Elogio del porno - Festival Asturias Victor Guillot

Elogio da
porno



VÍCTOR GUILLOTEm novembro vai rolar o primeiro Festival Erótico das Astúrias e isso já é motivo pra escrever sobre pornô. Se eu quiser pagar de intelectual, menciono a Marilyn Chambers, um dos maiores mitos dos anos 70, junto com a Linda Lovelace, protagonista do clássico "Garganta Profunda". Dizem que a Chambers estrelou o primeiro filme interracial e a primeira depilação que apareceu na telona, o que já é uma provocação política foda na mentalidade conservadora americana da época. Chambers, cujo nome verdadeiro era Marilyn Ann Taylor, nasceu em 1952 em Connecticut e estreou 20 anos depois com o filme "Atrás da Porta Verde", um título que geralmente é considerado o primeiro a ter uma distribuição comercial de verdade.

A morte de Marilyn Chambers há mais de um ano, largada no maior ostracismo, faz a gente pensar que o cinema pornô, do jeito que eu conheci na minha juventude pervertida, do jeito que ela viveu na dela, também morreu. Ou seja, a indústria pornográfica abandonou de vez o enredo insustentável que segurava na base do esforço um filme X, talvez porque na nossa adolescência sem vergonha a gente nunca ligou pra essas histórias.

A evolução do cinema pornô desde "Garganta Profunda" foi marcada pela inclusão de novas parafilias, reduzindo o enredo até ele se dissolver. Só uma galera de diretores como Mario Salieri deu uma trama pra filmes cujo desfecho não interessava ninguém. Salieri costumava fazer versões pornôs de filmes convencionais como "O Poderoso Chefão" ou adaptações de obras literárias como "Drácula", transformadas em folhetins ingênuos e chatos, com um maneirismo bem feito que, apesar do esforço, nunca prendeu o espectador.

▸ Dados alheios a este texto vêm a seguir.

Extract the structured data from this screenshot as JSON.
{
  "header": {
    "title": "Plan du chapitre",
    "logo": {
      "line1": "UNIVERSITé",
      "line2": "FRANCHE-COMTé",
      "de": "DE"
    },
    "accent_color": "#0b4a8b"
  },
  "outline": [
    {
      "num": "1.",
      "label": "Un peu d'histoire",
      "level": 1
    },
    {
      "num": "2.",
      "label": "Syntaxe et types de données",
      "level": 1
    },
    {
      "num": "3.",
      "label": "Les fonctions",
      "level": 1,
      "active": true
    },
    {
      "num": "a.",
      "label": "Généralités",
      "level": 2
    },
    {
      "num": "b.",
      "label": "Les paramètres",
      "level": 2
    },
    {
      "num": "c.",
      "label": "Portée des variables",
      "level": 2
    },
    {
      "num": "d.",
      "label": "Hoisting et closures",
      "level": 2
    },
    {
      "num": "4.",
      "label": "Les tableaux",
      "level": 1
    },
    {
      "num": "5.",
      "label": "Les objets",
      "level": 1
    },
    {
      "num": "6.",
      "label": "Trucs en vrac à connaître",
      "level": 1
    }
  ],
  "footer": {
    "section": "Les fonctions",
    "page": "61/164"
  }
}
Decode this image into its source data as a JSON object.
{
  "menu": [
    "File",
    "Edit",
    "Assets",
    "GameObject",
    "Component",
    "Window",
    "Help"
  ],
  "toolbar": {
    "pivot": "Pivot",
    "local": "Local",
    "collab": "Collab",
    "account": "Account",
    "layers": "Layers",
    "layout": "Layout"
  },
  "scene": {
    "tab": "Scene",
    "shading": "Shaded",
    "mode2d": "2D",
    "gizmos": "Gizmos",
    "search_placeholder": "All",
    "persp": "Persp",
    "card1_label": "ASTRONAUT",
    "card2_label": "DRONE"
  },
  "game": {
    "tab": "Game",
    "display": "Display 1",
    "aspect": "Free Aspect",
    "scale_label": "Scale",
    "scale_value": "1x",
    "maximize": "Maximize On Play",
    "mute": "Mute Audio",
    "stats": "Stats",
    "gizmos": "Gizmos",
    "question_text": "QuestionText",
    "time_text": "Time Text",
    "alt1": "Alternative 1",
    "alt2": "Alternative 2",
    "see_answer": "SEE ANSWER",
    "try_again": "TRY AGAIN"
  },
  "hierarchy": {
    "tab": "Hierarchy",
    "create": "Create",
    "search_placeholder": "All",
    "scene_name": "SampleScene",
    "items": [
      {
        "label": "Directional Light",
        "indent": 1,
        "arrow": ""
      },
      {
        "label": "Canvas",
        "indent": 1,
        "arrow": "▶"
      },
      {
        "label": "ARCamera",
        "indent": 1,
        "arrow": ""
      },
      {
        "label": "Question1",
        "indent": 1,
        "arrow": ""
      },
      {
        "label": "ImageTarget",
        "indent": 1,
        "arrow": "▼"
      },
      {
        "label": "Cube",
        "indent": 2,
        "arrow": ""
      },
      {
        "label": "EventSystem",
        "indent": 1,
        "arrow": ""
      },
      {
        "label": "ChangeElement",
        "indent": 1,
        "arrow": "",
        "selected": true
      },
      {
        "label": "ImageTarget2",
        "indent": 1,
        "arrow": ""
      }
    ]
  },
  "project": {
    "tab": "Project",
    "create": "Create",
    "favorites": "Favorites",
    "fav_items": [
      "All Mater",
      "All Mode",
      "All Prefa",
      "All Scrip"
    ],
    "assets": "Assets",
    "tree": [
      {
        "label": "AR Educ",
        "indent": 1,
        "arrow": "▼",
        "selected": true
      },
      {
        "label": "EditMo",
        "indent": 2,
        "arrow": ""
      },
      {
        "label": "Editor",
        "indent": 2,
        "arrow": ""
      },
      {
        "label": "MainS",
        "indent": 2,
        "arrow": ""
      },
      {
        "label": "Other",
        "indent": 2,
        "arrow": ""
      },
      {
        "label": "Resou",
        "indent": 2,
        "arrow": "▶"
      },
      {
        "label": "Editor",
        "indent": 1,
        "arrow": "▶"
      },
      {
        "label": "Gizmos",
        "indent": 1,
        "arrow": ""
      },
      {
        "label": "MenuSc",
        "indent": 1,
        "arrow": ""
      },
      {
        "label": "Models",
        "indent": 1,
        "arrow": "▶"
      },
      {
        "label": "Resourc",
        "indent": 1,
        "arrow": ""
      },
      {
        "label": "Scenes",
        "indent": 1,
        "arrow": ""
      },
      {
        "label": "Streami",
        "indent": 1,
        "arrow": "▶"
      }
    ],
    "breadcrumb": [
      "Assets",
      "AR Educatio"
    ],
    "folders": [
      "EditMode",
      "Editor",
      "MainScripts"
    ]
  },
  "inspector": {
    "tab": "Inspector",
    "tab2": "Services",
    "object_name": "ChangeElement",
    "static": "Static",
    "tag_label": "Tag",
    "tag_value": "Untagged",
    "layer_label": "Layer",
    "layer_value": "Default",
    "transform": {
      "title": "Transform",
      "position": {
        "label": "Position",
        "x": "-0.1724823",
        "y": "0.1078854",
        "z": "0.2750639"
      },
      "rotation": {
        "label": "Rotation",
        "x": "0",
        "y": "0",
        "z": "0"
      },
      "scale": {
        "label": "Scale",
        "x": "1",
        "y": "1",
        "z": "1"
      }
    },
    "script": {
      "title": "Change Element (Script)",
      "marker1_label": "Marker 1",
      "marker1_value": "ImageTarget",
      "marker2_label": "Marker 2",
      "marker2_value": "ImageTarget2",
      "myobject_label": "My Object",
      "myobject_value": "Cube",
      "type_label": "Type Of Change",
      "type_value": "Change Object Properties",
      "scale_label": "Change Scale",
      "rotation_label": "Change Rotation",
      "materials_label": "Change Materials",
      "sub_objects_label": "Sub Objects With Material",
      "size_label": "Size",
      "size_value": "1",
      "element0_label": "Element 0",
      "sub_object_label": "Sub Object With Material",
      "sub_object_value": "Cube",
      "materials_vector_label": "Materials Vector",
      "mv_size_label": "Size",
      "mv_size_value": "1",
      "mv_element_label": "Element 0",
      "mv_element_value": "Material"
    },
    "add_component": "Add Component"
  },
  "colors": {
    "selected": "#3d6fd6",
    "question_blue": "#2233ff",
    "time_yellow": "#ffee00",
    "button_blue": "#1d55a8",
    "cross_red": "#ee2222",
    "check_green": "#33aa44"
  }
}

Se antigamente um filme X era produzido pensando na exibição em salas escuras de cinema pornô e no aluguel nos corredores discretos de uma videolocadora, hoje só se pensa em uma cena pra distribuição direta na através da internet. São milhões e milhões de páginas web gratuitas ou pagas dedicadas ao sexo gay, lésbico, interracial, aos castings, às orgias de estudantes ou às gozadas gravadas por um casal ou um grupo amador. Resumindo, uma montanha de cenas diversas e dispersas, órfãs de história, eróticas, cruéis ou grotescas, cujo valor está na beleza de um corpo, no grau de perversão e morbidez que conseguem transmitir ao espectador anônimo.

Já não precisa saber de cinema pra rodar um filme pornô, basta saber foder. E é aí que mora um dos sucessos de uma indústria que fatura milhões e milhões de dólares pelo planeta com cenas que não passam de trinta minutos. Saber foder é importante, mas tem uma coisa que interessa muito mais aos consumidores do pornô: eles querem uma realidade que se identifique com seus desejos. E a realidade é ver um casal de verdade na cama da sua casa ou uma mulher falsamente desconhecida sendo submetida aos desejos de um homem ou de uma legião. Isso explica por que os vídeos pornô amadores fazem tanto sucesso na rede e o fato de que as grandes boqueteiras do momento já não precisam interpretar um papel como se exige no cinema convencional. Talvez, essa sede de realismo não deixe de ser a mesma que mantém o espectador vidrado nos reality shows, ou que os dois fenômenos façam parte da mesma obscenidade.

A internet transformou a indústria do cinema pornô a tal ponto que o desumanizou, como diria Ortega y Gasset. Seus atores e atrizes garantem que ela sofre uma crise grave porque não escapa da pirataria. Eu gosto de afirmar que o cinema pornô, como nasceu, é o primeiro gênero cinematográfico que morre de sucesso. A morte do cinema pornô acontece quando suas primeiras atrizes morrem. No entanto, seu desaparecimento deu lugar à proliferação de milhões de vídeos. O pornô morreu e, no entanto, está mais vivo do que nunca. Em novembro estará aqui.